Publicado fevereiro 17, 2015 por STP com 0 comentários

Cinema Marcelo da Veiga

Marcelo Veiga nasceu em 1892, em São Tomé e Príncipe. Estudou em Lisboa e passou um tempo lá, mas voltou a São Tomé, onde ele era proprietário de terra. Ele não era muito conhecido até que Alfredo Margarido o incluiu na obra por ele organizada e publicada, Poetas de S. Tomé e Príncipe (1963).
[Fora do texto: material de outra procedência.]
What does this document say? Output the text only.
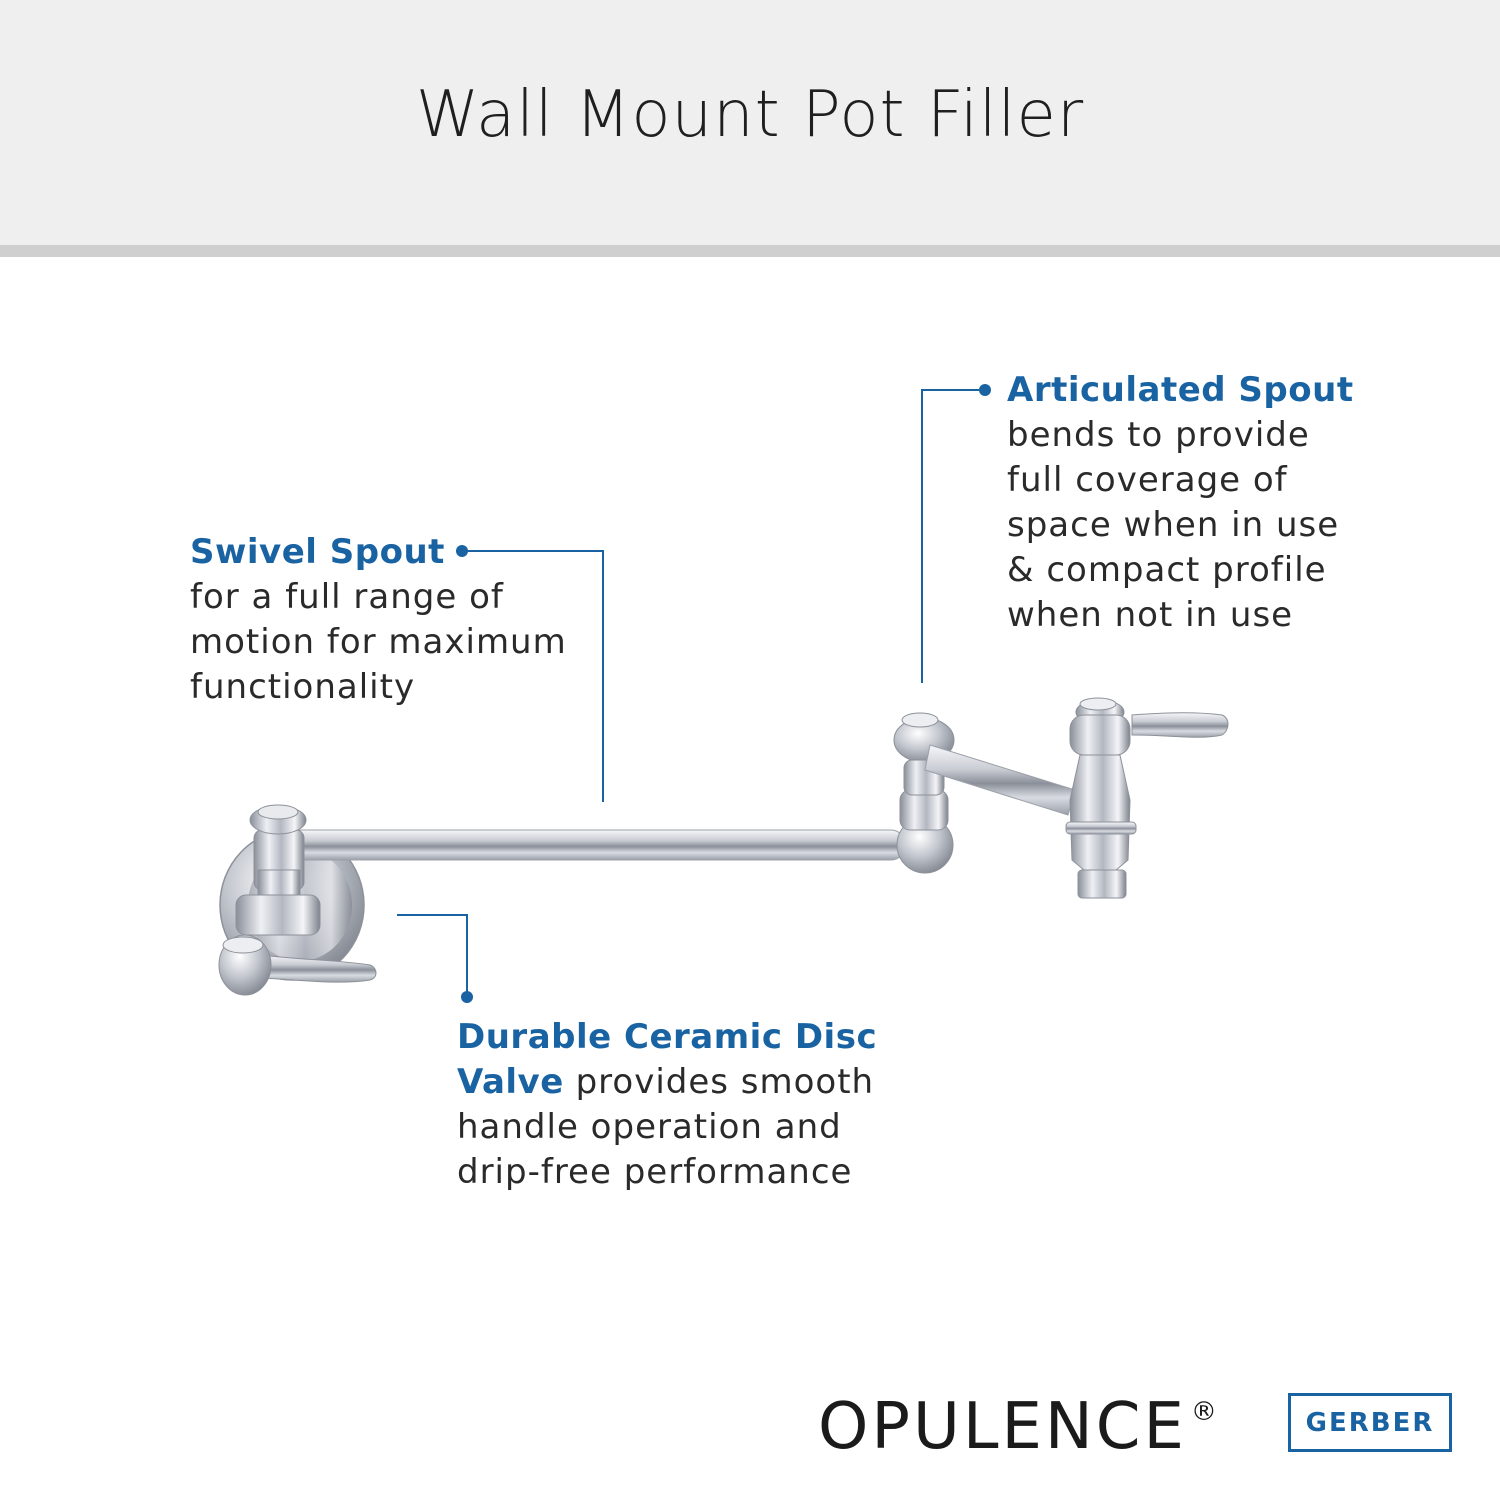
Wall Mount Pot Filler
Swivel Spout
for a full range of
motion for maximum
functionality
Articulated Spout
bends to provide
full coverage of
space when in use
& compact profile
when not in use
Durable Ceramic Disc
Valve provides smooth
handle operation and
drip-free performance
OPULENCE ®	GERBER
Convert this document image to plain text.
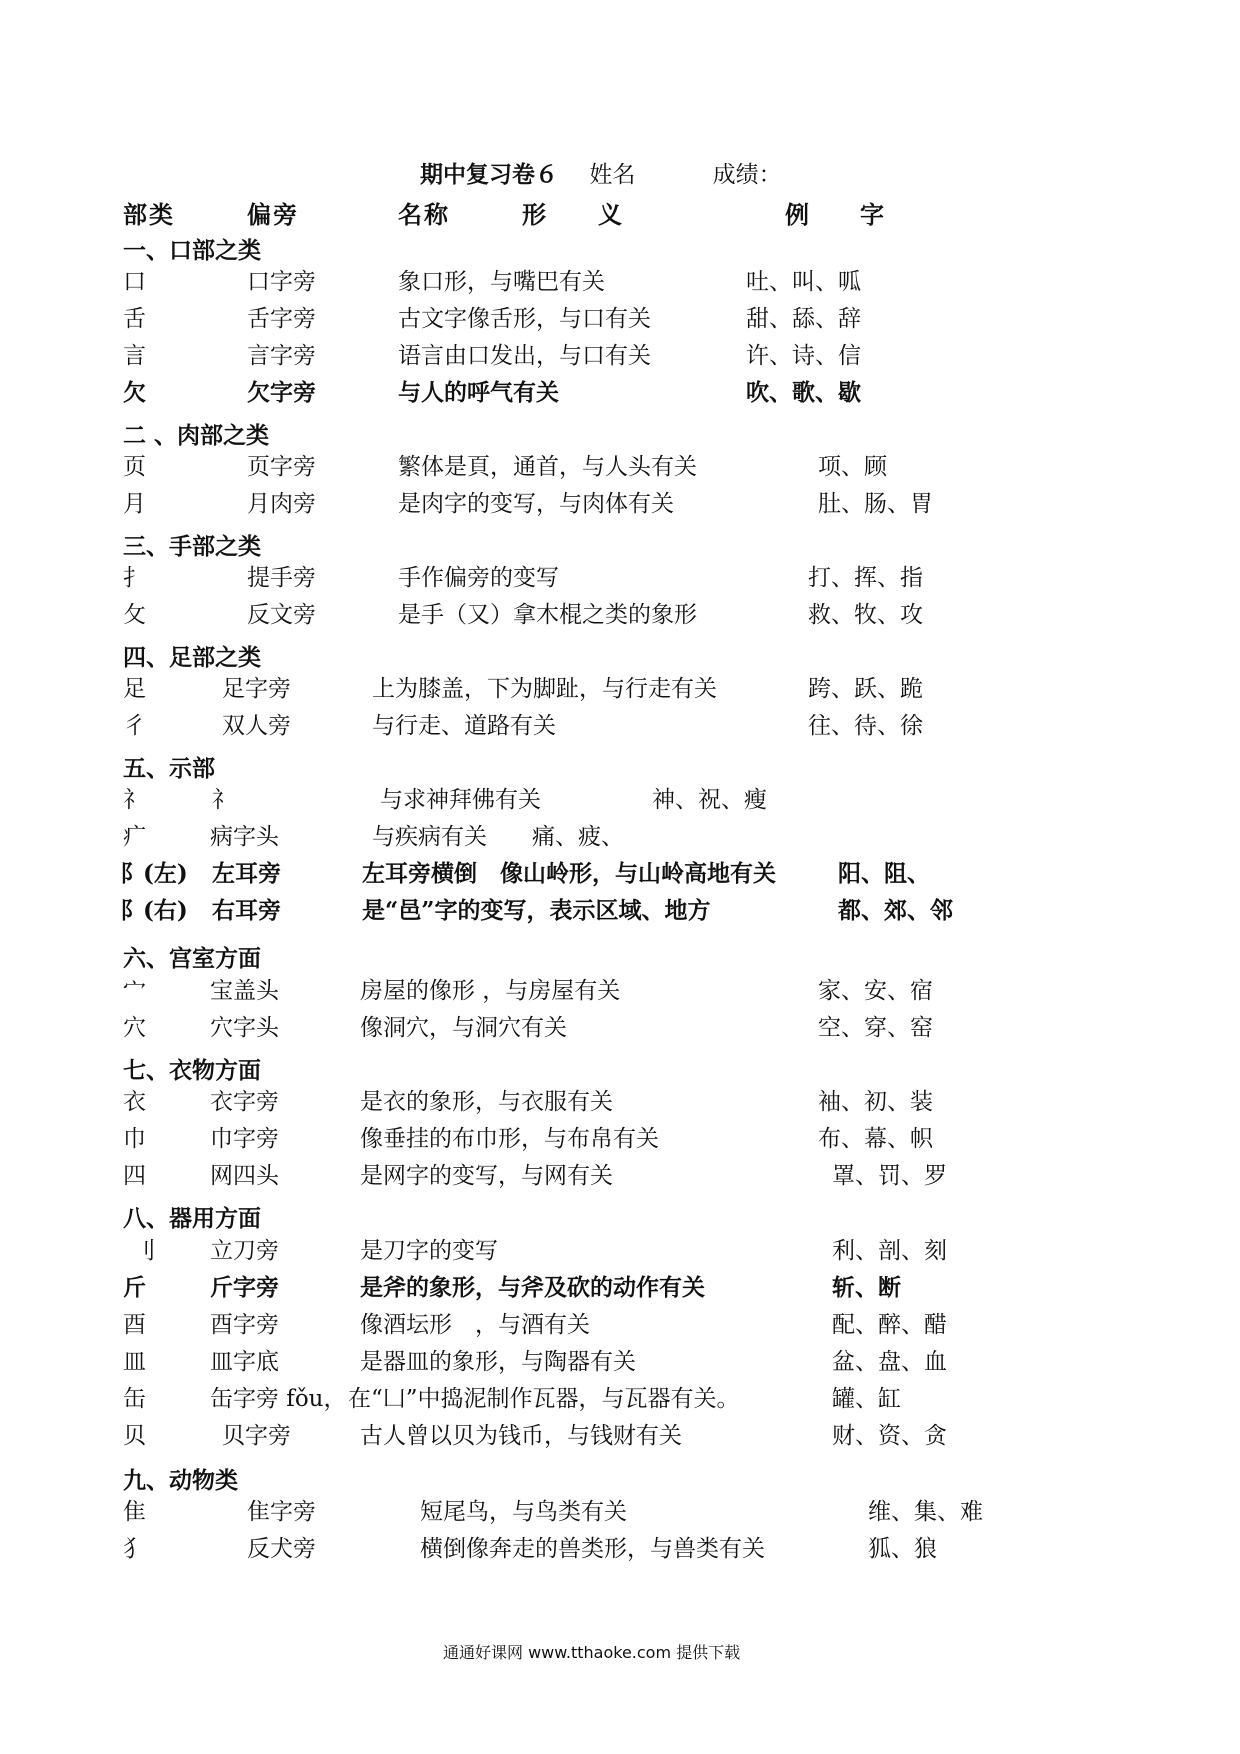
期中复习卷６ 姓名	成绩：
部类	偏旁	名称	形 义	例 字
一、口部之类
口	口字旁	象口形，与嘴巴有关	吐、叫、呱
舌	舌字旁	古文字像舌形，与口有关	甜、舔、辞
言	言字旁	语言由口发出，与口有关	许、诗、信
欠	欠字旁	与人的呼气有关	吹、歌、歇
二 、肉部之类
页	页字旁	繁体是頁，通首，与人头有关	项、顾
月	月肉旁	是肉字的变写，与肉体有关	肚、肠、胃
三、手部之类
扌	提手旁	手作偏旁的变写	打、挥、指
攵	反文旁	是手（又）拿木棍之类的象形	救、牧、攻
四、足部之类
足	足字旁	上为膝盖，下为脚趾，与行走有关	跨、跃、跪
彳	双人旁	与行走、道路有关	往、待、徐
五、示部
礻	礻	与求神拜佛有关	神、祝、瘦
疒	病字头	与疾病有关 痛、疲、
阝(左) 左耳旁	左耳旁横倒　像山岭形，与山岭高地有关	阳、阻、
阝(右) 右耳旁	是“邑”字的变写，表示区域、地方	都、郊、邻
六、宫室方面
宀	宝盖头	房屋的像形 ，与房屋有关	家、安、宿
穴	穴字头	像洞穴，与洞穴有关	空、穿、窑
七、衣物方面
衣	衣字旁	是衣的象形，与衣服有关	袖、初、装
巾	巾字旁	像垂挂的布巾形，与布帛有关	布、幕、帜
四	网四头	是网字的变写，与网有关	罩、罚、罗
八、器用方面
刂 立刀旁	是刀字的变写	利、剖、刻
斤	斤字旁	是斧的象形，与斧及砍的动作有关	斩、断
酉	酉字旁	像酒坛形　，与酒有关	配、醉、醋
皿	皿字底	是器皿的象形，与陶器有关	盆、盘、血
缶	缶字旁 fǒu， 在“凵”中捣泥制作瓦器，与瓦器有关。	罐、缸
贝	贝字旁	古人曾以贝为钱币，与钱财有关	财、资、贪
九、动物类
隹	隹字旁	短尾鸟，与鸟类有关	维、集、难
犭	反犬旁	横倒像奔走的兽类形，与兽类有关	狐、狼
通通好课网 www.tthaoke.com 提供下载
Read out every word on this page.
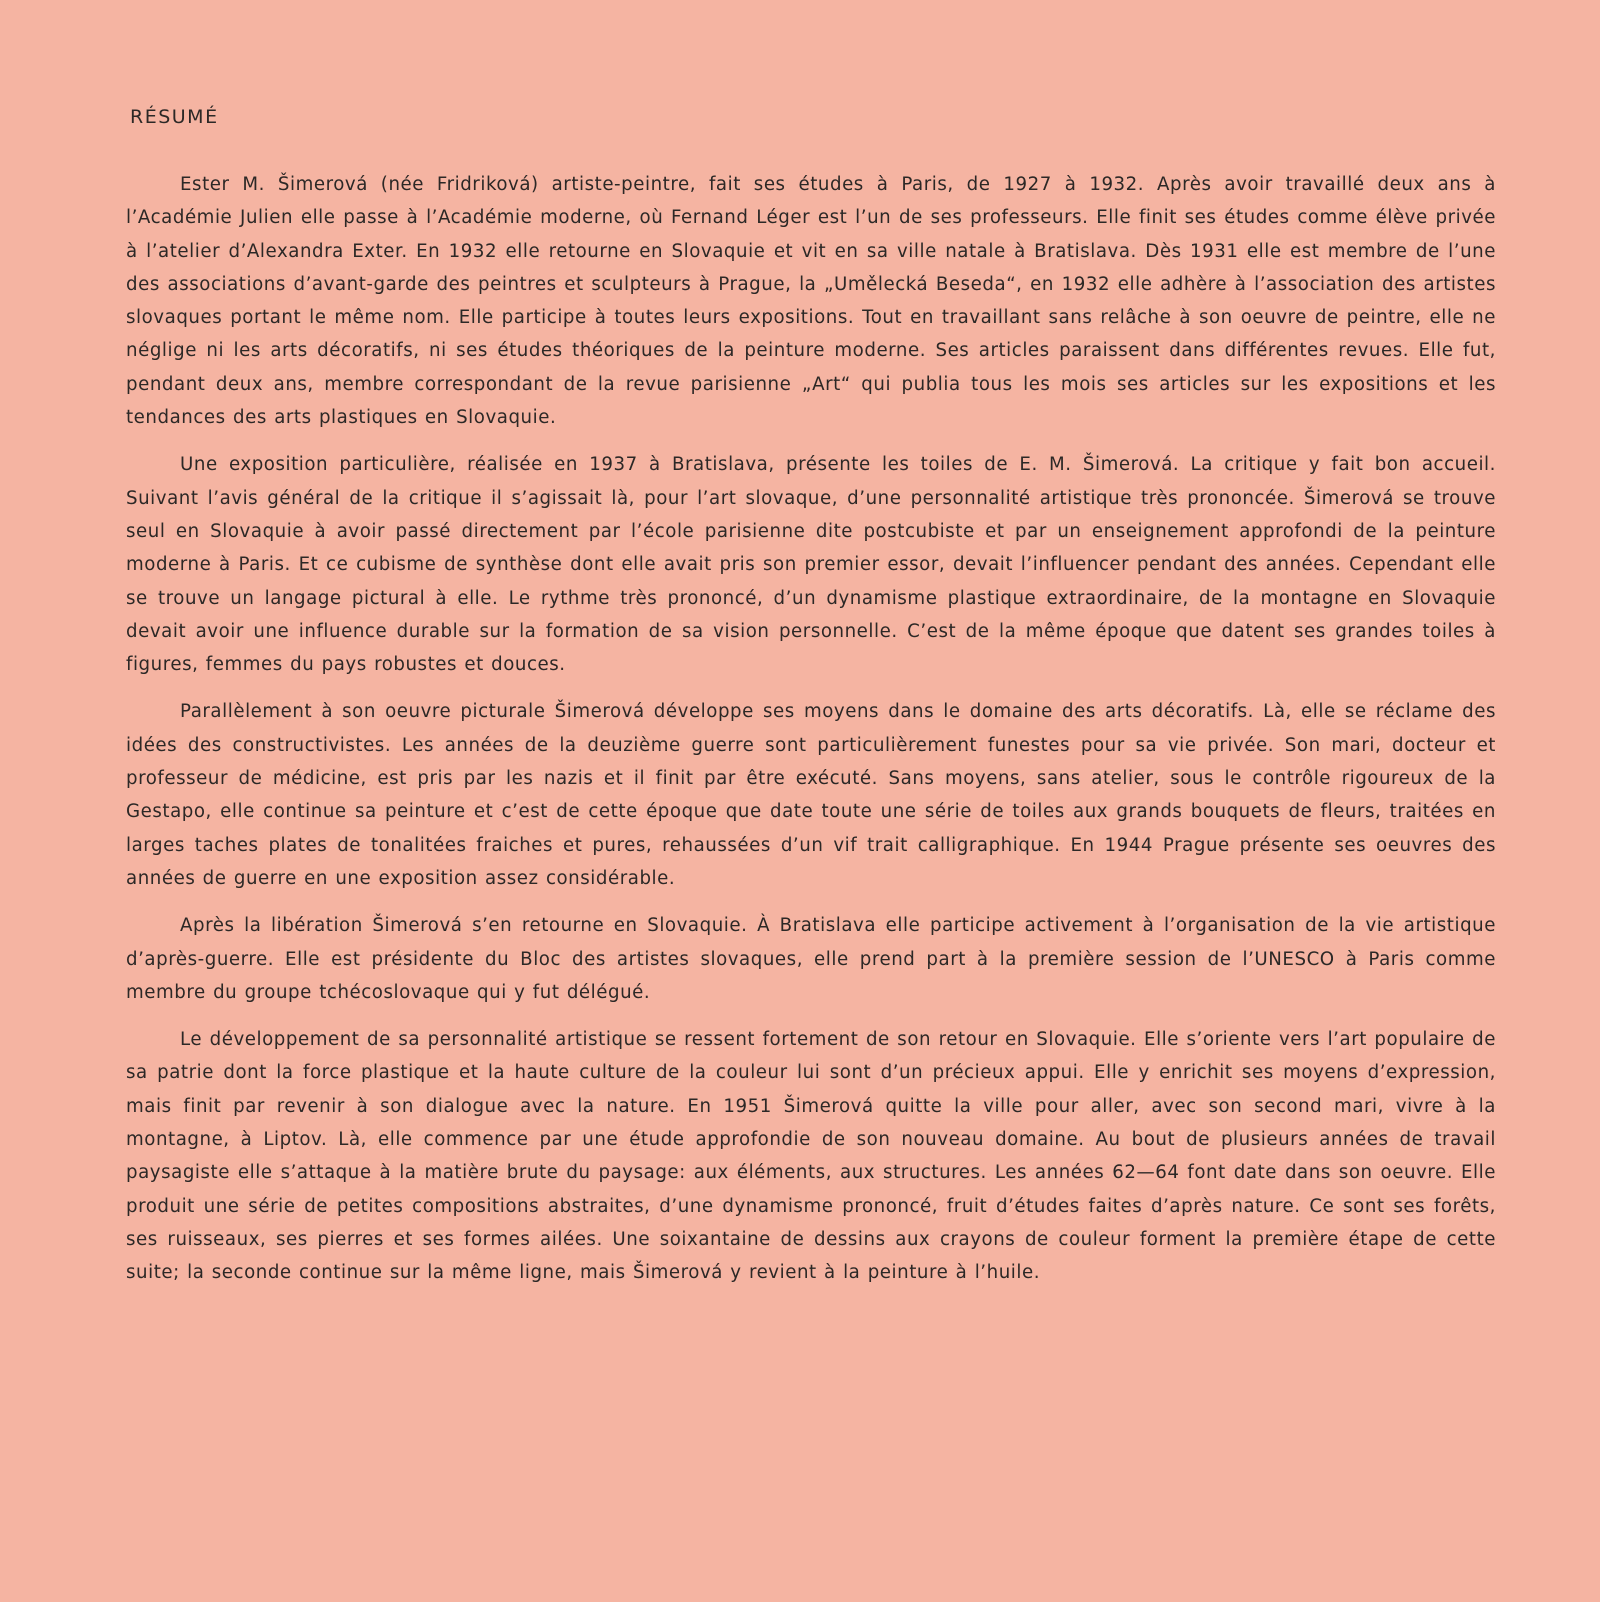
RÉSUMÉ

Ester M. Šimerová (née Fridriková) artiste-peintre, fait ses études à Paris, de 1927 à 1932. Après avoir travaillé deux ans à l’Académie Julien elle passe à l’Académie moderne, où Fernand Léger est l’un de ses professeurs. Elle finit ses études comme élève privée à l’atelier d’Alexandra Exter. En 1932 elle retourne en Slovaquie et vit en sa ville natale à Bratislava. Dès 1931 elle est membre de l’une des associations d’avant-garde des peintres et sculpteurs à Prague, la „Umělecká Beseda“, en 1932 elle adhère à l’association des artistes slovaques portant le même nom. Elle participe à toutes leurs expositions. Tout en travaillant sans relâche à son oeuvre de peintre, elle ne néglige ni les arts décoratifs, ni ses études théoriques de la peinture moderne. Ses articles paraissent dans différentes revues. Elle fut, pendant deux ans, membre correspondant de la revue parisienne „Art“ qui publia tous les mois ses articles sur les expositions et les tendances des arts plastiques en Slovaquie.

Une exposition particulière, réalisée en 1937 à Bratislava, présente les toiles de E. M. Šimerová. La critique y fait bon accueil. Suivant l’avis général de la critique il s’agissait là, pour l’art slovaque, d’une personnalité artistique très prononcée. Šimerová se trouve seul en Slovaquie à avoir passé directement par l’école parisienne dite postcubiste et par un enseignement approfondi de la peinture moderne à Paris. Et ce cubisme de synthèse dont elle avait pris son premier essor, devait l’influencer pendant des années. Cependant elle se trouve un langage pictural à elle. Le rythme très prononcé, d’un dynamisme plastique extraordinaire, de la montagne en Slovaquie devait avoir une influence durable sur la formation de sa vision personnelle. C’est de la même époque que datent ses grandes toiles à figures, femmes du pays robustes et douces.

Parallèlement à son oeuvre picturale Šimerová développe ses moyens dans le domaine des arts décoratifs. Là, elle se réclame des idées des constructivistes. Les années de la deuzième guerre sont particulièrement funestes pour sa vie privée. Son mari, docteur et professeur de médicine, est pris par les nazis et il finit par être exécuté. Sans moyens, sans atelier, sous le contrôle rigoureux de la Gestapo, elle continue sa peinture et c’est de cette époque que date toute une série de toiles aux grands bouquets de fleurs, traitées en larges taches plates de tonalitées fraiches et pures, rehaussées d’un vif trait calligraphique. En 1944 Prague présente ses oeuvres des années de guerre en une exposition assez considérable.

Après la libération Šimerová s’en retourne en Slovaquie. À Bratislava elle participe activement à l’organisation de la vie artistique d’après-guerre. Elle est présidente du Bloc des artistes slovaques, elle prend part à la première session de l’UNESCO à Paris comme membre du groupe tchécoslovaque qui y fut délégué.

Le développement de sa personnalité artistique se ressent fortement de son retour en Slovaquie. Elle s’oriente vers l’art populaire de sa patrie dont la force plastique et la haute culture de la couleur lui sont d’un précieux appui. Elle y enrichit ses moyens d’expression, mais finit par revenir à son dialogue avec la nature. En 1951 Šimerová quitte la ville pour aller, avec son second mari, vivre à la montagne, à Liptov. Là, elle commence par une étude approfondie de son nouveau domaine. Au bout de plusieurs années de travail paysagiste elle s’attaque à la matière brute du paysage: aux éléments, aux structures. Les années 62—64 font date dans son oeuvre. Elle produit une série de petites compositions abstraites, d’une dynamisme prononcé, fruit d’études faites d’après nature. Ce sont ses forêts, ses ruisseaux, ses pierres et ses formes ailées. Une soixantaine de dessins aux crayons de couleur forment la première étape de cette suite; la seconde continue sur la même ligne, mais Šimerová y revient à la peinture à l’huile.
Ele também foi um sinal de negritude ao se expressar com seus poemas e isso não ocorre apenas com São Tomé, mas também com a África como um todo.

NOVA LIRA – CANÇÃO

Quem embarcou no porão
Fechado a sete chaves,
Apertado entre traves,
Sem ver sol sem ver a lua?
Foi o preto!
Quem deixou a terra,
-Filho ingrato que fugiu
ao pai e à mãe que não mais viu,
para ir acabar como um cão?
Foi o preto!
Quem a mata derrubou,
E cavou e semeou
E co’a sua mão de bruto
Cuidou, recolheu o fruto?
Foi o preto!
Quem fez o ‘senhor’– o patrão;
Lhe tirou da vida aflita
Lhe deu senhora bonita
E importância e situação?
Foi o preto!

Marcelo Veiga, in: Poetas de São Tomé e Príncipe (1963)
Será que antes havia pessoas que preocupavam mais com a cultura Santomense ou nós que não sabemos cuidar das belas e antigas obras.

Se Deus criou as pessoas para amar, e as coisas para cuidar. Por que amamos as coisas e usamos as pessoas!

Pelo visto esta teoria não esta sendo usada neste património.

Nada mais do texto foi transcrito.